The Bloomingdale School is a historical building in the Queen Anne style in Bloomingdale, Illinois. In 1994 it was listed on the National Register of Historic Places as the Bloomingdale School-Village Hall.

==History==
Illinois passed legislation in 1855 to support schools with local taxes. Five years later, the Bloomingdale Academy opened as a private high school in a former Baptist church. It closed a year later, but the building was used from 1861 to 1891 as an elementary education building. The school was moved into the newly built Bloomingdale School later that year. The former school still stands and currently functions as the Bloomingdale Park District Museum.

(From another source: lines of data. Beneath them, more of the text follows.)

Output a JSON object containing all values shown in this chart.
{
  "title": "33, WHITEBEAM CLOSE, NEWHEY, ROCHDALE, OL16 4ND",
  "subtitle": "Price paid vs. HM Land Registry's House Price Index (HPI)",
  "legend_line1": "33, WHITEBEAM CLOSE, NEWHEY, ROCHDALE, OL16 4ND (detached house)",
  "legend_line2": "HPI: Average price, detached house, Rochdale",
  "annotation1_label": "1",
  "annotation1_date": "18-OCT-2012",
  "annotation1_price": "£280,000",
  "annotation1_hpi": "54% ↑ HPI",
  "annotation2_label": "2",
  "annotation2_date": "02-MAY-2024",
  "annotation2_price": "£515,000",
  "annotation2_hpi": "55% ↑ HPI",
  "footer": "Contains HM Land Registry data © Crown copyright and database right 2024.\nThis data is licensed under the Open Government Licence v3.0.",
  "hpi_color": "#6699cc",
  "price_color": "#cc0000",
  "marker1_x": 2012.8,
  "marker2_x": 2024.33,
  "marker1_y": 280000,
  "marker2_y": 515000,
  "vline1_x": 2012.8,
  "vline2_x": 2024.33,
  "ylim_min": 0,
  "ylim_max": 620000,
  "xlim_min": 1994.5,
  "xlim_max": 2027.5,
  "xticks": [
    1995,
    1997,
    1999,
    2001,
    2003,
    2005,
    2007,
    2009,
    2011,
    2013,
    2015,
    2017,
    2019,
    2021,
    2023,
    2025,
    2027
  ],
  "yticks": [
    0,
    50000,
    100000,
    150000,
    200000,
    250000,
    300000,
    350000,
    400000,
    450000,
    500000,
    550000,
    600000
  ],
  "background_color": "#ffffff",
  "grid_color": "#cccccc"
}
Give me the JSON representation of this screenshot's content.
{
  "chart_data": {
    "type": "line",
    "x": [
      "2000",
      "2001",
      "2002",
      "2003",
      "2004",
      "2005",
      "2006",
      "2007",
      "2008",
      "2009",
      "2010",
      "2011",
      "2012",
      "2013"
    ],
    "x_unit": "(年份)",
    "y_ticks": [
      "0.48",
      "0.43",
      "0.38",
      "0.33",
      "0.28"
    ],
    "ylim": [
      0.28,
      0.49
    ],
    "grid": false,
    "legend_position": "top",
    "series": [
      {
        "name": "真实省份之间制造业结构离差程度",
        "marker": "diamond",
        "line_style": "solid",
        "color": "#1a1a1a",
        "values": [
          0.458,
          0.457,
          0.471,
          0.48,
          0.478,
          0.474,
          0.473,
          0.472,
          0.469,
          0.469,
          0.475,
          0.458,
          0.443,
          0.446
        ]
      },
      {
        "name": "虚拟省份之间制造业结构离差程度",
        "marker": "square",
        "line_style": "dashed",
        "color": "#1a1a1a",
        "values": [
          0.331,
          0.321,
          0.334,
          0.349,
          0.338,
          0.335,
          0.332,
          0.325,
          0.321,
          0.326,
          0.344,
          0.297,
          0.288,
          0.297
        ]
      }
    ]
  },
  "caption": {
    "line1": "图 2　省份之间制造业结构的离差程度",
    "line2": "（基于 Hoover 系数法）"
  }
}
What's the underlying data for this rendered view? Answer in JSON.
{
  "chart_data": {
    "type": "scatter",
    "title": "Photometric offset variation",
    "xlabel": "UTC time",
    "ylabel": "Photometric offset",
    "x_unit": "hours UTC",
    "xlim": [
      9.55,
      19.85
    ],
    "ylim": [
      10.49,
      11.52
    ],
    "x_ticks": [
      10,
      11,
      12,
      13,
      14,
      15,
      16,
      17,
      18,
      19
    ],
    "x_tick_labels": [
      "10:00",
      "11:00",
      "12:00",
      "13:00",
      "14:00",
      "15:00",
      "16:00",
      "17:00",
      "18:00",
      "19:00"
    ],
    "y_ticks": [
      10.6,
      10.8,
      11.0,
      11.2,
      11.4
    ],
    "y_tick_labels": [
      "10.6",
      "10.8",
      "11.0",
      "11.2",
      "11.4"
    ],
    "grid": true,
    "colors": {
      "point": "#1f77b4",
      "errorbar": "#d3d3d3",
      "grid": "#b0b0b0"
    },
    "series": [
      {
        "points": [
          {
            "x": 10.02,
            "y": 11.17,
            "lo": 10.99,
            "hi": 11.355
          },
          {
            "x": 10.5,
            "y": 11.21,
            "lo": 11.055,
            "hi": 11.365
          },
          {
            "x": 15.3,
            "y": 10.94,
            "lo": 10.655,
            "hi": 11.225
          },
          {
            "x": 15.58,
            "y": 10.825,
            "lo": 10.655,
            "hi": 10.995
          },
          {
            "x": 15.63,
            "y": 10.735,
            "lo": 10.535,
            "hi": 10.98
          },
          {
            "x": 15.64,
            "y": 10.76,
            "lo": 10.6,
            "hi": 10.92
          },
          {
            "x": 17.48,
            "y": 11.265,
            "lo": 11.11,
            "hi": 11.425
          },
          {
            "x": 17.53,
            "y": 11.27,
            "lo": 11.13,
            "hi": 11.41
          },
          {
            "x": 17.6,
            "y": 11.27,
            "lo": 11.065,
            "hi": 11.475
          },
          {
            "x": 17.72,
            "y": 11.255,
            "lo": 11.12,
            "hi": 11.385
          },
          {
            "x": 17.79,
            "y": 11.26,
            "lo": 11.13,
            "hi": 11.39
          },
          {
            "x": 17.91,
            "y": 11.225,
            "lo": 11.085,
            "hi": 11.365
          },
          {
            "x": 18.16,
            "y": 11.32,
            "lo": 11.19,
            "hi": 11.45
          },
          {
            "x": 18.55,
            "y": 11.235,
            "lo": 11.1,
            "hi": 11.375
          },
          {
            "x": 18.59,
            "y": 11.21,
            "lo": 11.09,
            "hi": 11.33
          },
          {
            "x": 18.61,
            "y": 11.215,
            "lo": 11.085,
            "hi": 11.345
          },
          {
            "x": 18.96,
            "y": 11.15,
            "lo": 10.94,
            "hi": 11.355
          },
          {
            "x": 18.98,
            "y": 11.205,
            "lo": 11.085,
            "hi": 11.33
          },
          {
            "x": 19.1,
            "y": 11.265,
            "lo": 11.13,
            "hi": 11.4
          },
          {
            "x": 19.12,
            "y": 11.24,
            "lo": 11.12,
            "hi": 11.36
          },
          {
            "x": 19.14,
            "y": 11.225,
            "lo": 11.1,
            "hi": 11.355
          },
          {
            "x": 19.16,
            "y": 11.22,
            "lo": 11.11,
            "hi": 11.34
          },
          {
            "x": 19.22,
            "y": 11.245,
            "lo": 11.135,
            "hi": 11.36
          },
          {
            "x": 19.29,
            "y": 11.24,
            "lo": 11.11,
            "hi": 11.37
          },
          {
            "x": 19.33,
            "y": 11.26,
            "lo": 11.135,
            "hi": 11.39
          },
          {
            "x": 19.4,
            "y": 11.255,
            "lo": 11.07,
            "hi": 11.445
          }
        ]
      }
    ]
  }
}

The new two-story Bloomingdale School was originally designated in District #7, and was re-designated to District #13 in 1902. The first story was used for grades 1 through 4, and the second story grades 5 through 8. A teacher would teach all four grades simultaneously. A new school building was erected for Bloomingdale in 1937, and classes were moved there. In lieu of destroying the old school house, the village re-purposed the building in 1938 to function as the local government headquarters. The Bloomingdale fire and police departments operated on the first floor. The school bell tower was removed and replaced with a siren and flag pole. Citizen groups were permitted to use the Village Hall for meetings. In 1977, the village offices moved to a new building to account for the town's rapid growth. The village retained control of the old Village Hall, but leased it to retailers.